Dorothy's Not in Kansas Anymore: Soluna Drops $53M on Texas Wind Farm as Miners Chase AI Down the Yellow Brick Road
Soluna Holdings, the eco-conscious Bitcoin mining collective that still insists “green mining” isn’t an oxymoron, just dropped a cool $53 million on a West Texas wind farm like it was a limited-edition Satoshi-signed Lambo. The acquisition, part of their “Project Dorothy” initiative—because nothing says renewable energy like a tornado-powered origin story—aims to vertically integrate faster than a degen flipping USDC to PEPE during a memecoin rally.
The Biscoe wind farm is projected to generate between $20 million and $24.4 million in annual revenue, which, in mining terms, is either a lifeline or just enough to cover six months of electric bills in a bear market. Since September, Soluna’s been mining roughly nine BTC per month—cute, like a hamster running a wheel to power a data center. They also offer hosting services to other miners, because why go it alone when you can rent out your ASICs like Airbnb for degens?
AI data centers are now the ultimate exit scam for public Bitcoin miners trying to outrun reality. Soluna’s just the latest to jump on the AI bandwagon, but they’re far from solo in the asylum. Bitdeer straight-up sold every last satoshi to fund its AI glow-up, like a founder dumping team tokens before the TGE. Core Scientific, MARA, Bitfarms, and the usual suspects are all monetizing their BTC stacks faster than you can say “corporate pivot.” It’s basically “founders fleeing a sinking ship” with better PowerPoint decks.
Timing? Impeccable. Bitcoin’s taken a header from its $126K mirage down to a chilly sub-$65K—roughly how much it costs to power a single S19 in a Texas heatwave. Meanwhile, the 2024 halving slashed block rewards to 3.125 BTC, and the 2028 halving will carve them down to 1.5625 BTC, because apparently the network’s on a keto diet. At this rate, miners will soon be paid in confetti and expired energy drinks.
Daily miner revenue as of early Q2 2026? A sad $32 million—down 50% from the H2 2025 peak of nearly $60 million. On the bright side, it’s up from mid-March’s dumpster-fire low of $29 million. Progress, folks. Like going from “unemployed” to “underemployed” on your LinkedIn.
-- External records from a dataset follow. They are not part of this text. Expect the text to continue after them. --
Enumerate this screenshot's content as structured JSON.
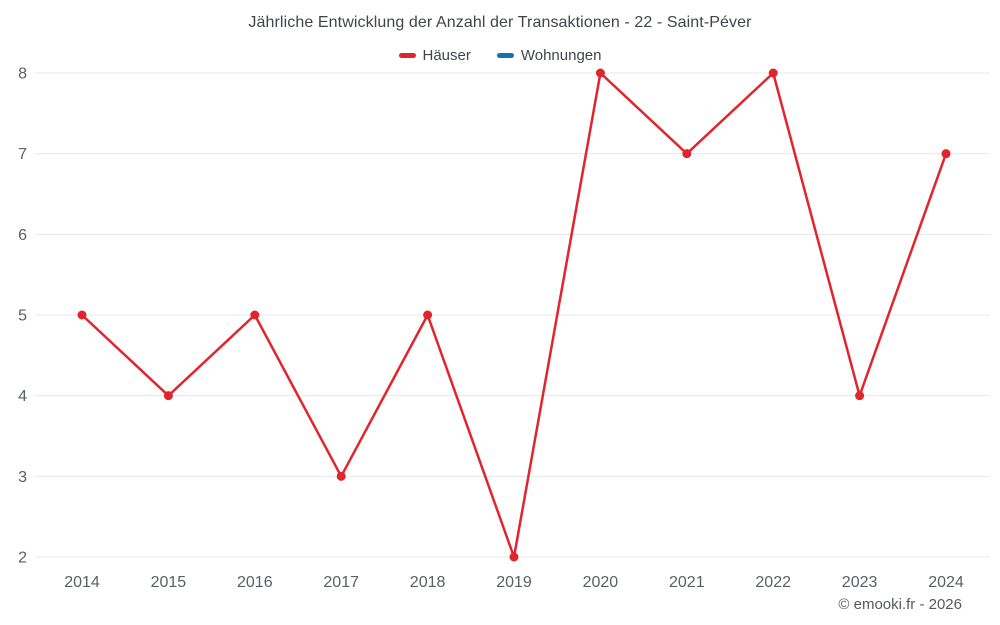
{
  "chart_data": {
    "type": "line",
    "title": "Jährliche Entwicklung der Anzahl der Transaktionen - 22 - Saint-Péver",
    "categories": [
      "2014",
      "2015",
      "2016",
      "2017",
      "2018",
      "2019",
      "2020",
      "2021",
      "2022",
      "2023",
      "2024"
    ],
    "series": [
      {
        "name": "Häuser",
        "color": "#e0252c",
        "values": [
          5,
          4,
          5,
          3,
          5,
          2,
          8,
          7,
          8,
          4,
          7
        ]
      },
      {
        "name": "Wohnungen",
        "color": "#1271b5",
        "values": []
      }
    ],
    "xlabel": "",
    "ylabel": "",
    "ylim": [
      2,
      8
    ],
    "yticks": [
      2,
      3,
      4,
      5,
      6,
      7,
      8
    ],
    "grid": true,
    "legend_position": "top",
    "grid_color": "#e8e8e8",
    "tick_color": "#5b6066"
  },
  "footer": {
    "copyright": "© emooki.fr - 2026"
  }
}
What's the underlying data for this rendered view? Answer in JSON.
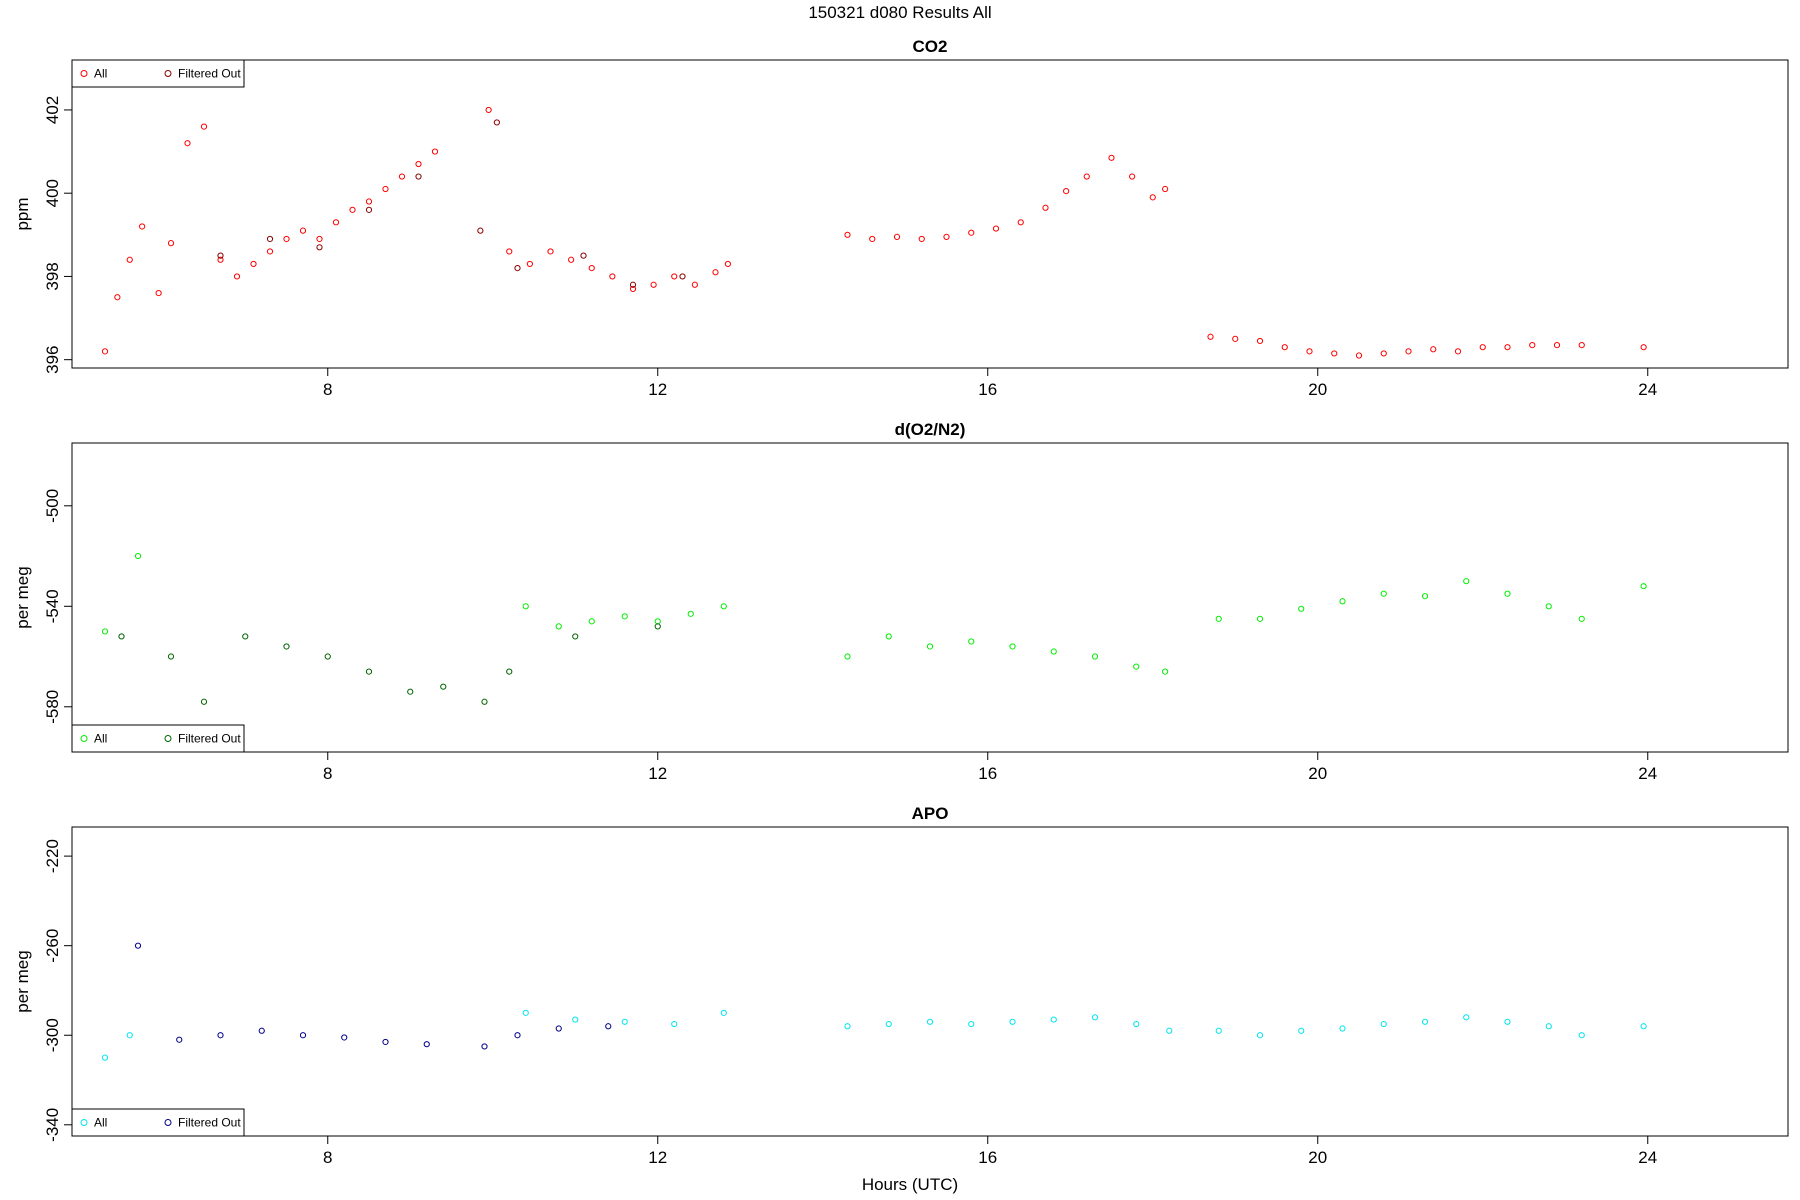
{
  "figure_title": "150321   d080   Results All",
  "x_axis_label": "Hours (UTC)",
  "colors": {
    "co2_all": "#ff0000",
    "co2_filtered": "#8b0000",
    "o2_all": "#00ee00",
    "o2_filtered": "#006400",
    "apo_all": "#00e5ee",
    "apo_filtered": "#00008b"
  },
  "chart_data": [
    {
      "type": "scatter",
      "title": "CO2",
      "xlabel": "Hours (UTC)",
      "ylabel": "ppm",
      "xlim": [
        4.9,
        25.7
      ],
      "ylim": [
        395.8,
        403.2
      ],
      "xticks": [
        8,
        12,
        16,
        20,
        24
      ],
      "yticks": [
        396,
        398,
        400,
        402
      ],
      "legend": [
        "All",
        "Filtered Out"
      ],
      "legend_position": "top-left",
      "grid": false,
      "series": [
        {
          "name": "All",
          "color": "#ff0000",
          "x": [
            5.3,
            5.45,
            5.6,
            5.75,
            5.95,
            6.1,
            6.3,
            6.5,
            6.7,
            6.9,
            7.1,
            7.3,
            7.5,
            7.7,
            7.9,
            8.1,
            8.3,
            8.5,
            8.7,
            8.9,
            9.1,
            9.3,
            9.5,
            9.7,
            9.95,
            10.2,
            10.45,
            10.7,
            10.95,
            11.2,
            11.45,
            11.7,
            11.95,
            12.2,
            12.45,
            12.7,
            12.85,
            14.3,
            14.6,
            14.9,
            15.2,
            15.5,
            15.8,
            16.1,
            16.4,
            16.7,
            16.95,
            17.2,
            17.5,
            17.75,
            18.0,
            18.15,
            18.7,
            19.0,
            19.3,
            19.6,
            19.9,
            20.2,
            20.5,
            20.8,
            21.1,
            21.4,
            21.7,
            22.0,
            22.3,
            22.6,
            22.9,
            23.2,
            23.95
          ],
          "y": [
            396.2,
            397.5,
            398.4,
            399.2,
            397.6,
            398.8,
            401.2,
            401.6,
            398.4,
            398.0,
            398.3,
            398.6,
            398.9,
            399.1,
            398.9,
            399.3,
            399.6,
            399.8,
            400.1,
            400.4,
            400.7,
            401.0,
            null,
            null,
            402.0,
            398.6,
            398.3,
            398.6,
            398.4,
            398.2,
            398.0,
            397.7,
            397.8,
            398.0,
            397.8,
            398.1,
            398.3,
            399.0,
            398.9,
            398.95,
            398.9,
            398.95,
            399.05,
            399.15,
            399.3,
            399.65,
            400.05,
            400.4,
            400.85,
            400.4,
            399.9,
            400.1,
            396.55,
            396.5,
            396.45,
            396.3,
            396.2,
            396.15,
            396.1,
            396.15,
            396.2,
            396.25,
            396.2,
            396.3,
            396.3,
            396.35,
            396.35,
            396.35,
            396.3
          ]
        },
        {
          "name": "Filtered Out",
          "color": "#8b0000",
          "x": [
            6.7,
            7.3,
            7.9,
            8.5,
            9.1,
            9.85,
            10.05,
            10.3,
            11.1,
            11.7,
            12.3
          ],
          "y": [
            398.5,
            398.9,
            398.7,
            399.6,
            400.4,
            399.1,
            401.7,
            398.2,
            398.5,
            397.8,
            398.0
          ]
        }
      ]
    },
    {
      "type": "scatter",
      "title": "d(O2/N2)",
      "xlabel": "Hours (UTC)",
      "ylabel": "per meg",
      "xlim": [
        4.9,
        25.7
      ],
      "ylim": [
        -598,
        -475
      ],
      "xticks": [
        8,
        12,
        16,
        20,
        24
      ],
      "yticks": [
        -500,
        -540,
        -580
      ],
      "legend": [
        "All",
        "Filtered Out"
      ],
      "legend_position": "bottom-left",
      "grid": false,
      "series": [
        {
          "name": "All",
          "color": "#00ee00",
          "x": [
            5.3,
            5.7,
            10.4,
            10.8,
            11.2,
            11.6,
            12.0,
            12.4,
            12.8,
            14.3,
            14.8,
            15.3,
            15.8,
            16.3,
            16.8,
            17.3,
            17.8,
            18.15,
            18.8,
            19.3,
            19.8,
            20.3,
            20.8,
            21.3,
            21.8,
            22.3,
            22.8,
            23.2,
            23.95
          ],
          "y": [
            -550,
            -520,
            -540,
            -548,
            -546,
            -544,
            -546,
            -543,
            -540,
            -560,
            -552,
            -556,
            -554,
            -556,
            -558,
            -560,
            -564,
            -566,
            -545,
            -545,
            -541,
            -538,
            -535,
            -536,
            -530,
            -535,
            -540,
            -545,
            -532
          ]
        },
        {
          "name": "Filtered Out",
          "color": "#006400",
          "x": [
            5.5,
            6.1,
            6.5,
            7.0,
            7.5,
            8.0,
            8.5,
            9.0,
            9.4,
            9.9,
            10.2,
            11.0,
            12.0
          ],
          "y": [
            -552,
            -560,
            -578,
            -552,
            -556,
            -560,
            -566,
            -574,
            -572,
            -578,
            -566,
            -552,
            -548
          ]
        }
      ]
    },
    {
      "type": "scatter",
      "title": "APO",
      "xlabel": "Hours (UTC)",
      "ylabel": "per meg",
      "xlim": [
        4.9,
        25.7
      ],
      "ylim": [
        -345,
        -207
      ],
      "xticks": [
        8,
        12,
        16,
        20,
        24
      ],
      "yticks": [
        -220,
        -260,
        -300,
        -340
      ],
      "legend": [
        "All",
        "Filtered Out"
      ],
      "legend_position": "bottom-left",
      "grid": false,
      "series": [
        {
          "name": "All",
          "color": "#00e5ee",
          "x": [
            5.3,
            5.6,
            10.4,
            11.0,
            11.6,
            12.2,
            12.8,
            14.3,
            14.8,
            15.3,
            15.8,
            16.3,
            16.8,
            17.3,
            17.8,
            18.2,
            18.8,
            19.3,
            19.8,
            20.3,
            20.8,
            21.3,
            21.8,
            22.3,
            22.8,
            23.2,
            23.95
          ],
          "y": [
            -310,
            -300,
            -290,
            -293,
            -294,
            -295,
            -290,
            -296,
            -295,
            -294,
            -295,
            -294,
            -293,
            -292,
            -295,
            -298,
            -298,
            -300,
            -298,
            -297,
            -295,
            -294,
            -292,
            -294,
            -296,
            -300,
            -296
          ]
        },
        {
          "name": "Filtered Out",
          "color": "#00008b",
          "x": [
            5.7,
            6.2,
            6.7,
            7.2,
            7.7,
            8.2,
            8.7,
            9.2,
            9.9,
            10.3,
            10.8,
            11.4
          ],
          "y": [
            -260,
            -302,
            -300,
            -298,
            -300,
            -301,
            -303,
            -304,
            -305,
            -300,
            -297,
            -296
          ]
        }
      ]
    }
  ]
}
Miner distress—the emotional support animal of the crypto downturn—is back with a vengeance. That’s the fun phase where miners power down rigs and dump BTC faster than a VC realizing they backed a “decentralized TikTok.” It got spicy in late November when BTC dipped under $90K, and the Hash Ribbon (aka the miner panic button) lit up like a Christmas tree in a bear market.
Last month, there was a flicker of hope as BTC attempted a breakout from the $60K–$75K grind dungeon. But the latest pullback? Yeah, that reactivated the distress signal. If this deepens, we could see another wave of miner sell-offs—because nothing says “HODL” like being forced to liquidate to pay the lights. Moral of the story? The yellow brick road is paved with good intentions, cheap electricity, and way too many exit scams.